The Ajjer and Tibesti Line was Imperial Route 4: from Biskra all the way to Fort Lamy (N’djemana) in Chad. From Djanet the route dropped down to Bilma, the long established administrative capital of the eastern Tenere, before you back-tracked north to Seguedine to head east for Zouar, Faya and even Fada before turning down to Abeche and Fort Lamy. This was the route which the lavishly equipped Berliet expeditions of 1960 sought to open up for trade, just as France’s overt control over the Sahara slipped away.

Back then getting to Djanet meant dodging the Fadnoun Plateau (Tassili N’Ajjer). From Fort Flatters (today’s Bordj Omar Driss) you headed out over the sands southwest to Amguid, then southeast along the base of the plateau.
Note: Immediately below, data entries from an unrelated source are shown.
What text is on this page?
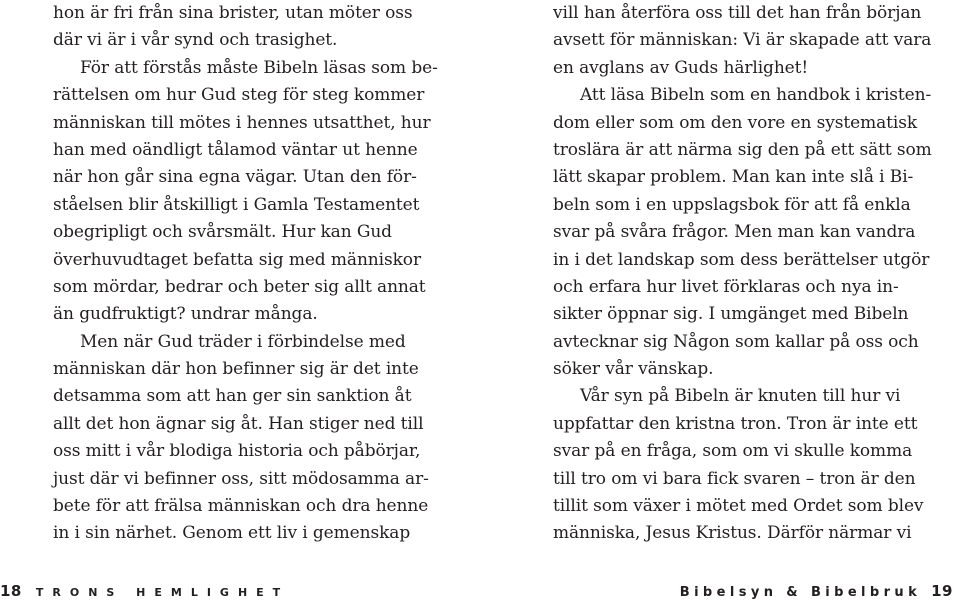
hon är fri från sina brister, utan möter oss
där vi är i vår synd och trasighet.
För att förstås måste Bibeln läsas som be-
rättelsen om hur Gud steg för steg kommer
människan till mötes i hennes utsatthet, hur
han med oändligt tålamod väntar ut henne
när hon går sina egna vägar. Utan den för-
ståelsen blir åtskilligt i Gamla Testamentet
obegripligt och svårsmält. Hur kan Gud
överhuvudtaget befatta sig med människor
som mördar, bedrar och beter sig allt annat
än gudfruktigt? undrar många.
Men när Gud träder i förbindelse med
människan där hon befinner sig är det inte
detsamma som att han ger sin sanktion åt
allt det hon ägnar sig åt. Han stiger ned till
oss mitt i vår blodiga historia och påbörjar,
just där vi befinner oss, sitt mödosamma ar-
bete för att frälsa människan och dra henne
in i sin närhet. Genom ett liv i gemenskap
18 TRONS HEMLIGHET
vill han återföra oss till det han från början
avsett för människan: Vi är skapade att vara
en avglans av Guds härlighet!
Att läsa Bibeln som en handbok i kristen-
dom eller som om den vore en systematisk
troslära är att närma sig den på ett sätt som
lätt skapar problem. Man kan inte slå i Bi-
beln som i en uppslagsbok för att få enkla
svar på svåra frågor. Men man kan vandra
in i det landskap som dess berättelser utgör
och erfara hur livet förklaras och nya in-
sikter öppnar sig. I umgänget med Bibeln
avtecknar sig Någon som kallar på oss och
söker vår vänskap.
Vår syn på Bibeln är knuten till hur vi
uppfattar den kristna tron. Tron är inte ett
svar på en fråga, som om vi skulle komma
till tro om vi bara fick svaren – tron är den
tillit som växer i mötet med Ordet som blev
människa, Jesus Kristus. Därför närmar vi
Bibelsyn & Bibelbruk 19
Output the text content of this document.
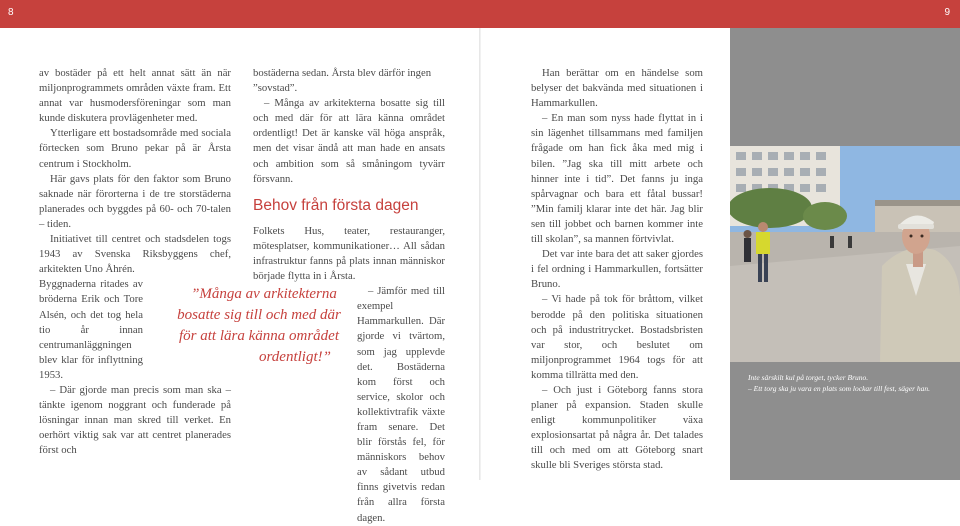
8	9

av bostäder på ett helt annat sätt än när miljonprogrammets områden växte fram. Ett annat var husmodersföreningar som man kunde diskutera provlägenheter med.

Ytterligare ett bostadsområde med sociala förtecken som Bruno pekar på är Årsta centrum i Stockholm.

Här gavs plats för den faktor som Bruno saknade när förorterna i de tre storstäderna planerades och byggdes på 60- och 70-talen – tiden.

Initiativet till centret och stadsdelen togs 1943 av Svenska Riksbyggens chef, arkitekten Uno Åhrén.

Byggnaderna ritades av bröderna Erik och Tore Alsén, och det tog hela tio år innan centrumanläggningen blev klar för inflyttning 1953.

– Där gjorde man precis som man ska – tänkte igenom noggrant och funderade på lösningar innan man skred till verket. En oerhört viktig sak var att centret planerades först och

bostäderna sedan. Årsta blev därför ingen ”sovstad”.

– Många av arkitekterna bosatte sig till och med där för att lära känna området ordentligt! Det är kanske väl höga anspråk, men det visar ändå att man hade en ansats och ambition som så småningom tyvärr försvann.

Behov från första dagen

Folkets Hus, teater, restauranger, mötesplatser, kommunikationer… All sådan infrastruktur fanns på plats innan människor började flytta in i Årsta.

– Jämför med till exempel Hammarkullen. Där gjorde vi tvärtom, som jag upplevde det. Bostäderna kom först och service, skolor och kollektivtrafik växte fram senare. Det blir förstås fel, för människors behov av sådant utbud finns givetvis redan från allra första dagen.

”Många av arkitekterna
bosatte sig till och med där
för att lära känna området
ordentligt!”

Han berättar om en händelse som belyser det bakvända med situationen i Hammarkullen.

– En man som nyss hade flyttat in i sin lägenhet tillsammans med familjen frågade om han fick åka med mig i bilen. ”Jag ska till mitt arbete och hinner inte i tid”. Det fanns ju inga spårvagnar och bara ett fåtal bussar! ”Min familj klarar inte det här. Jag blir sen till jobbet och barnen kommer inte till skolan”, sa mannen förtvivlat.

Det var inte bara det att saker gjordes i fel ordning i Hammarkullen, fortsätter Bruno.

– Vi hade på tok för bråttom, vilket berodde på den politiska situationen och på industritrycket. Bostadsbristen var stor, och beslutet om miljonprogrammet 1964 togs för att komma tillrätta med den.

– Och just i Göteborg fanns stora planer på expansion. Staden skulle enligt kommunpolitiker växa explosionsartat på några år. Det talades till och med om att Göteborg snart skulle bli Sveriges största stad.

Inte särskilt kul på torget, tycker Bruno.
– Ett torg ska ju vara en plats som lockar till fest, säger han.
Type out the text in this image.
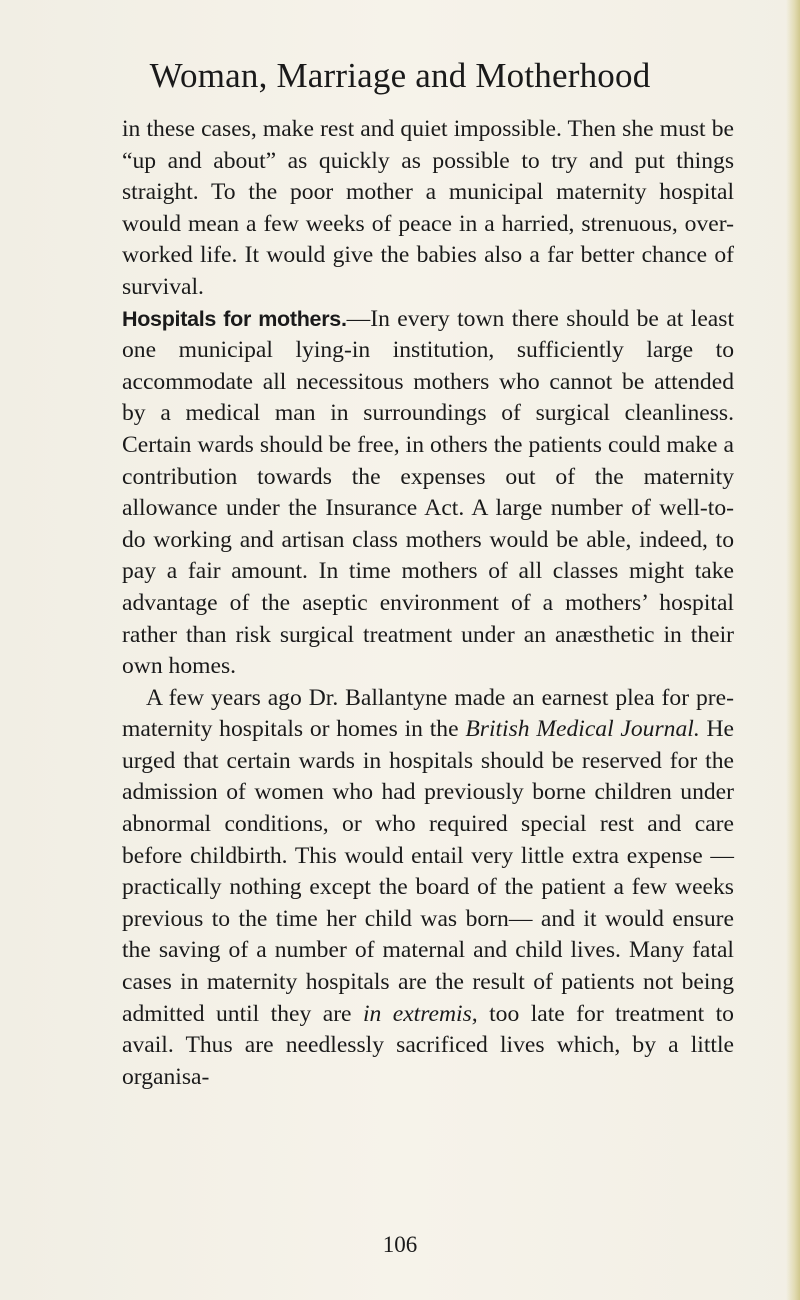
Woman, Marriage and Motherhood

in these cases, make rest and quiet impossible. Then she must be “up and about” as quickly as possible to try and put things straight. To the poor mother a municipal maternity hospital would mean a few weeks of peace in a harried, strenuous, over-worked life. It would give the babies also a far better chance of survival.

Hospitals for mothers.—In every town there should be at least one municipal lying-in institution, sufficiently large to accommodate all necessitous mothers who cannot be attended by a medical man in surroundings of surgical cleanliness. Certain wards should be free, in others the patients could make a contribution towards the expenses out of the maternity allowance under the Insurance Act. A large number of well-to-do working and artisan class mothers would be able, indeed, to pay a fair amount. In time mothers of all classes might take advantage of the aseptic environment of a mothers’ hospital rather than risk surgical treatment under an anæsthetic in their own homes.

A few years ago Dr. Ballantyne made an earnest plea for pre-maternity hospitals or homes in the British Medical Journal. He urged that certain wards in hospitals should be reserved for the admission of women who had previously borne children under abnormal conditions, or who required special rest and care before childbirth. This would entail very little extra expense —practically nothing except the board of the patient a few weeks previous to the time her child was born— and it would ensure the saving of a number of maternal and child lives. Many fatal cases in maternity hospitals are the result of patients not being admitted until they are in extremis, too late for treatment to avail. Thus are needlessly sacrificed lives which, by a little organisa-

106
Right up to the 1980s this was truck route to Djanet until they sealed the winding road over the Fadnoun which to this day still catches some truckers out.

If you could get to Fort Polignac (Illizi), a car route did actually cross the Fadnoun. You left Polignac to the east then either pitted yourself against the very sandy Imirhou gorge (left) , or all the way to Tarat fort on the Libyan border, before turning south to join today’s route at Dider.
On bikes for Desert Riders in 2003 (the full movie is on YouTube), this was a tough but epic ride across the tumbled escarpments of the Tassili which took us two hard days. But the time we reached the final descent from the plateau at the Tin Taradjeli Pass, we couldn’t wait for the sands of the wide open Tenere.

From 1943 up to 1951 the French administered the Fezzan province of Libya and may have had had hopes of annexing it. But by the time this edition was published, growing calls for independence put an end to that idea. Meanwhile. the northern deserts of Chad remained as obscure and little visited as they are today.

The Map

The Shell guide includes a 1:4m scale map folded into the back cover. It’s more or less Michelin’s 152 of 1948 which to some may alone be worth it the price of the guide.
It doesn’t have the full coverage of the 153 North & West Africa which came later, but shows the routes described, and much more. This detail has long made the Michelin map indispensable in the Sahara, even if it is a rather skimpy navigation aid to setting off along one of the Imperial routes.
The Mauritanian Line gets a 1:9m inset (below left) while in Libya (never a French territory) the map proudly shows the routes of General Leclerc’s desert campaign during WW2 which ended in the famous raid on Murzuk in co-ordination with the Long Range Desert Group.